Spices mainly used for bittering in beer and for balancing its malt aroma were bay leaf, juniper, and such seeds of the umbel family (Apiaceae) as anise, caraway, coriander, dill, and fennel. Carrot and parsley belong to this group as well. These seeds not only taste bitter but also impart significant aromas and anise/coriander/licorice flavors. Other spices add a chili-like sharpness to the brew. These include chili peppers, black and green peppers, ginger, quassia, and grains of paradise. Next is the group of “true” spices, each with its own unique flavor. There is allspice, cardamom, cinnamon, clove, licorice, mace/nutmeg, and star anise, as well as the zest of different citrus fruits. Many of these spices have been and still are particular favorites for Christmas cooking, baking, and beer making. Finally, a few nontraditional beer flavorings have been used by many brewers. Vanilla, for example, has become common, whereas saffron is perhaps considered more experimental.

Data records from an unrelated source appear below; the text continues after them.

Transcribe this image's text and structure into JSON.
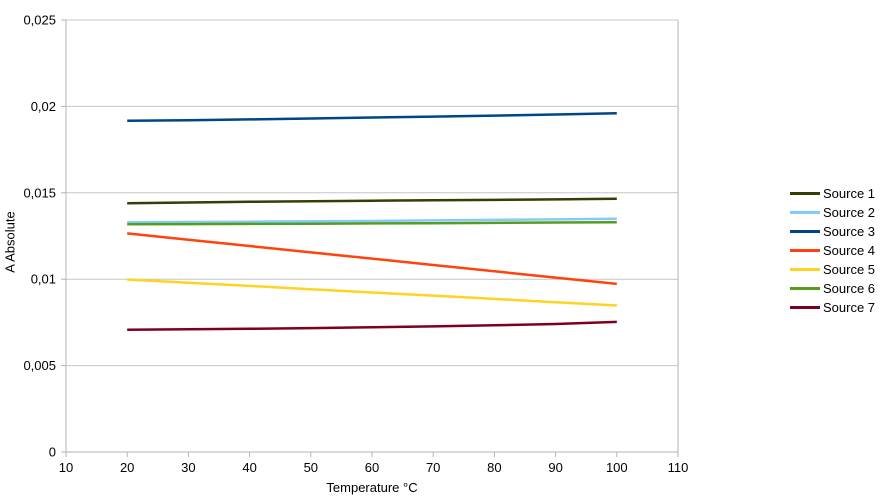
{
  "chart_data": {
    "type": "line",
    "xlabel": "Temperature °C",
    "ylabel": "A Absolute",
    "xlim": [
      10,
      110
    ],
    "ylim": [
      0,
      0.025
    ],
    "x_ticks": {
      "values": [
        10,
        20,
        30,
        40,
        50,
        60,
        70,
        80,
        90,
        100,
        110
      ],
      "labels": [
        "10",
        "20",
        "30",
        "40",
        "50",
        "60",
        "70",
        "80",
        "90",
        "100",
        "110"
      ]
    },
    "y_ticks": {
      "values": [
        0,
        0.005,
        0.01,
        0.015,
        0.02,
        0.025
      ],
      "labels": [
        "0",
        "0,005",
        "0,01",
        "0,015",
        "0,02",
        "0,025"
      ]
    },
    "grid": "horizontal-only",
    "legend_position": "right",
    "decimal_separator": ",",
    "x": [
      20,
      30,
      40,
      50,
      60,
      70,
      80,
      90,
      100
    ],
    "series": [
      {
        "name": "Source 1",
        "color": "#314004",
        "values": [
          0.0144,
          0.01444,
          0.01448,
          0.01451,
          0.01454,
          0.01457,
          0.01459,
          0.01462,
          0.01466
        ]
      },
      {
        "name": "Source 2",
        "color": "#83caff",
        "values": [
          0.0133,
          0.01331,
          0.01333,
          0.01335,
          0.01337,
          0.0134,
          0.01343,
          0.01346,
          0.0135
        ]
      },
      {
        "name": "Source 3",
        "color": "#004586",
        "values": [
          0.01917,
          0.0192,
          0.01925,
          0.0193,
          0.01936,
          0.01941,
          0.01947,
          0.01953,
          0.0196
        ]
      },
      {
        "name": "Source 4",
        "color": "#ff420e",
        "values": [
          0.01265,
          0.01228,
          0.01192,
          0.01155,
          0.01119,
          0.01082,
          0.01046,
          0.01009,
          0.00973
        ]
      },
      {
        "name": "Source 5",
        "color": "#ffd320",
        "values": [
          0.00998,
          0.00979,
          0.00961,
          0.00942,
          0.00923,
          0.00905,
          0.00886,
          0.00867,
          0.00848
        ]
      },
      {
        "name": "Source 6",
        "color": "#579d1c",
        "values": [
          0.01318,
          0.01319,
          0.0132,
          0.01321,
          0.01323,
          0.01324,
          0.01326,
          0.01328,
          0.0133
        ]
      },
      {
        "name": "Source 7",
        "color": "#7e0021",
        "values": [
          0.00708,
          0.0071,
          0.00713,
          0.00717,
          0.00722,
          0.00727,
          0.00733,
          0.00741,
          0.00753
        ]
      }
    ],
    "colors": {
      "gridline": "#c6c6c6",
      "axis": "#b3b3b3",
      "text": "#000000",
      "background": "#ffffff"
    }
  }
}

There is some controversy among brewers about the proper techniques for using spices in beer. Some hold that spices should be added only sparingly and must not overpower the flavors put into the beer by malt, hops, and yeast. Others, however, prefer a less nuanced approach and prefer to challenge traditional notions of beer flavor. This often means that a spice that is traditional for a particular kind of beer, such as Curaçao orange peel in Belgian wit, may migrate to a beer style where it has never been used before. In the United States, the most prevalent spiced beers are seasonal pumpkin ales, which are popular in the autumn and winter months. Although most of these beers do contain pumpkin, the flavors are often driven by combinations of cinnamon, allspice, nutmeg, ginger, vanilla, and other spices. The goal is to mimic the aroma and flavor of the traditional American pumpkin pie, which is consumed almost exclusively during the winter holiday season. Aside from Belgium, where spices are used less than is often supposed, brewing with spices is currently seen most frequently among craft brewers in the United States, Denmark, and the UK, with Italian craft brewers swiftly following.